Les solutions préconisées par la GTZ démarrent par une délimitation précise du périmètre de la décharge, avec la construction d’un mur de clôture. Il s’agit aussi d’effectuer une stabilisation des pistes d’accès ainsi que la réhabilitation des équipements, actuellement dans un état vétuste.
Il est aussi question de former et de valoriser le personnel actuel de la décharge afin de le sensibiliser à ses dangers. Des actions qui n’ont pas encore été menées.
A moyen terme, le plan préconise, selon la GTZ, de mener des actions concrètes de traitement des émanations gazeuses et liquides de la décharge.
Il s’agit de mettre en place une unité de traitement des lixiviats. Dotée d’une technologie de filtration moderne, elle permettra d’épurer les liquides émanant de la décharge pour un coût d’environ 15 millions de DH.
Un système similaire est préconisé pour la captation des gaz émis par la décomposition des déchets de la décharge avec un puits de dégazage dont le coût est de 18 millions de DH.
Mais, en fin de compte, ces actions ne sont qu’un préalable à la fermeture pure et simple de cette décharge qui, en peu de temps, l’extension de la ville aidant, se trouvera au centre d’une importante urbanisation.
Le scénario préconisé par la GTZ prévoit l’étanchéité de la décharge, ainsi que son intégration paysagère avec différentes options.

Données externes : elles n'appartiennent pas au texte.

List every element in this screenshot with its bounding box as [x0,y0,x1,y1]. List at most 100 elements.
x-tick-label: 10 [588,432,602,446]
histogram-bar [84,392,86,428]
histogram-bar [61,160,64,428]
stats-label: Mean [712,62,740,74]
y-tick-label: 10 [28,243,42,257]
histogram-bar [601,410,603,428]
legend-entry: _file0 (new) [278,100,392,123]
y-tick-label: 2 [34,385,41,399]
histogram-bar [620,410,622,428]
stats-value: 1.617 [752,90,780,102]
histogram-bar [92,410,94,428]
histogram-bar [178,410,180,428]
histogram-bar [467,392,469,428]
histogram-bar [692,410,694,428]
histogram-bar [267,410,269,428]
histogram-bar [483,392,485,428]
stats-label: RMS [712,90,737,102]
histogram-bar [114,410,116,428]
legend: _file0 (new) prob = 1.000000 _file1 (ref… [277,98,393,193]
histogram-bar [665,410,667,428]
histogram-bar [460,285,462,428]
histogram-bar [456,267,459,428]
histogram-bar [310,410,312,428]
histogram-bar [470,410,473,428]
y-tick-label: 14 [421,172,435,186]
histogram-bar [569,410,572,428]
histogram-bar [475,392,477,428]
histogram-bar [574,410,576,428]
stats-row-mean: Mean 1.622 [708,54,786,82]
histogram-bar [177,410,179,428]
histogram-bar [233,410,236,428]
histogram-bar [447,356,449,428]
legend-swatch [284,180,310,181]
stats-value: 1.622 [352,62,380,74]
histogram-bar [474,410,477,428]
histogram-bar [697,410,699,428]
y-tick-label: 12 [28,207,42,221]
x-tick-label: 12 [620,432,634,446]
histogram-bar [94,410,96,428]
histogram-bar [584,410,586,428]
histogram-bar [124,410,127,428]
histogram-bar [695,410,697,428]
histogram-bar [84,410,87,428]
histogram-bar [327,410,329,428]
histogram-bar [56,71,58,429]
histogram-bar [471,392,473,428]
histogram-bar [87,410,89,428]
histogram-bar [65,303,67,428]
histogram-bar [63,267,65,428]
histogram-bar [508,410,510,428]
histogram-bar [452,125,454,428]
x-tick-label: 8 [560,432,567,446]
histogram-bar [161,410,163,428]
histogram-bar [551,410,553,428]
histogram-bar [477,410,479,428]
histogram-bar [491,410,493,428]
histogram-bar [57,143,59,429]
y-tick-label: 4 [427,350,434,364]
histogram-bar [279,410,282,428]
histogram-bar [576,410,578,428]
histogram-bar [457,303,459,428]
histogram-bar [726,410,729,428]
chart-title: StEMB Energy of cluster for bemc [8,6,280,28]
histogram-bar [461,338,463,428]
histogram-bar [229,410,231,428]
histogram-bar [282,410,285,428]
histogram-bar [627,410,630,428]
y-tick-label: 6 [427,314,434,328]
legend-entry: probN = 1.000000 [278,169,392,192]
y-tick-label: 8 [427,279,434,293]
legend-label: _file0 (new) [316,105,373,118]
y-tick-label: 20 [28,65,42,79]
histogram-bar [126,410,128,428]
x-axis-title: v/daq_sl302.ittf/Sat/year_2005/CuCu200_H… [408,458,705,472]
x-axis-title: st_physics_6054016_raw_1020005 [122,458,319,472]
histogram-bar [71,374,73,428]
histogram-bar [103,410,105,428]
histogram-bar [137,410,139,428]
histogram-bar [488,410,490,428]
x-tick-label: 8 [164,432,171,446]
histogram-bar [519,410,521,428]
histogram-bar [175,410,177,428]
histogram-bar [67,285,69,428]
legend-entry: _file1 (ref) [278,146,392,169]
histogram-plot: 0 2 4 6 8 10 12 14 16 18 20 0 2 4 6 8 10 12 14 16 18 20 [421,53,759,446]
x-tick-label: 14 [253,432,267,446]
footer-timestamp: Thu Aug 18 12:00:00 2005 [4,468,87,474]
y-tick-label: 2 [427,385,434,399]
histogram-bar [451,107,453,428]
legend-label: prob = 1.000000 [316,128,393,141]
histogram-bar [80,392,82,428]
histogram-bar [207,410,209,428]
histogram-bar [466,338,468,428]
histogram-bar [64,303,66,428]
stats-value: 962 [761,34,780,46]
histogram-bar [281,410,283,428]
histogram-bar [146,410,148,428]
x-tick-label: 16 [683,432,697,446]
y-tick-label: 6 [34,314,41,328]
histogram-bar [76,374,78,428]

Le coût total de cette fermeture pourrait atteindre 45 millions de DH.
A noter que ces installations sont éligibles à un financement international dans le cadre du protocole de Kyoto, en ce qui concerne la gestion des gaz émis. Mais jusqu’à présent, aucune action concrète n’a été décidée dans ce sens.
Cespa Nadafa avait démarré en 2000 avec un cadeau empoisonné. L’ex-commune de Tanger, à l’époque, avait exigé d’elle de reprendre une partie des employés du nettoiement tout en maintenant leur statut d’employés de la commune.
Cette situation n’avait pas tardé à exploser avec des grèves à répétition et un travail accompli à la hâte. La société ne pouvait ni les licencier ni prendre des mesures disciplinaires à leur encontre.
Lors de la négociation de la gestion déléguée, c’était la solution trouvée pour rassurer les syndicats d’éboueurs. Ces derniers avaient, en effet, montré leur force en organisant des grèves qui avaient plongé littéralement la ville dans la saleté en 1999.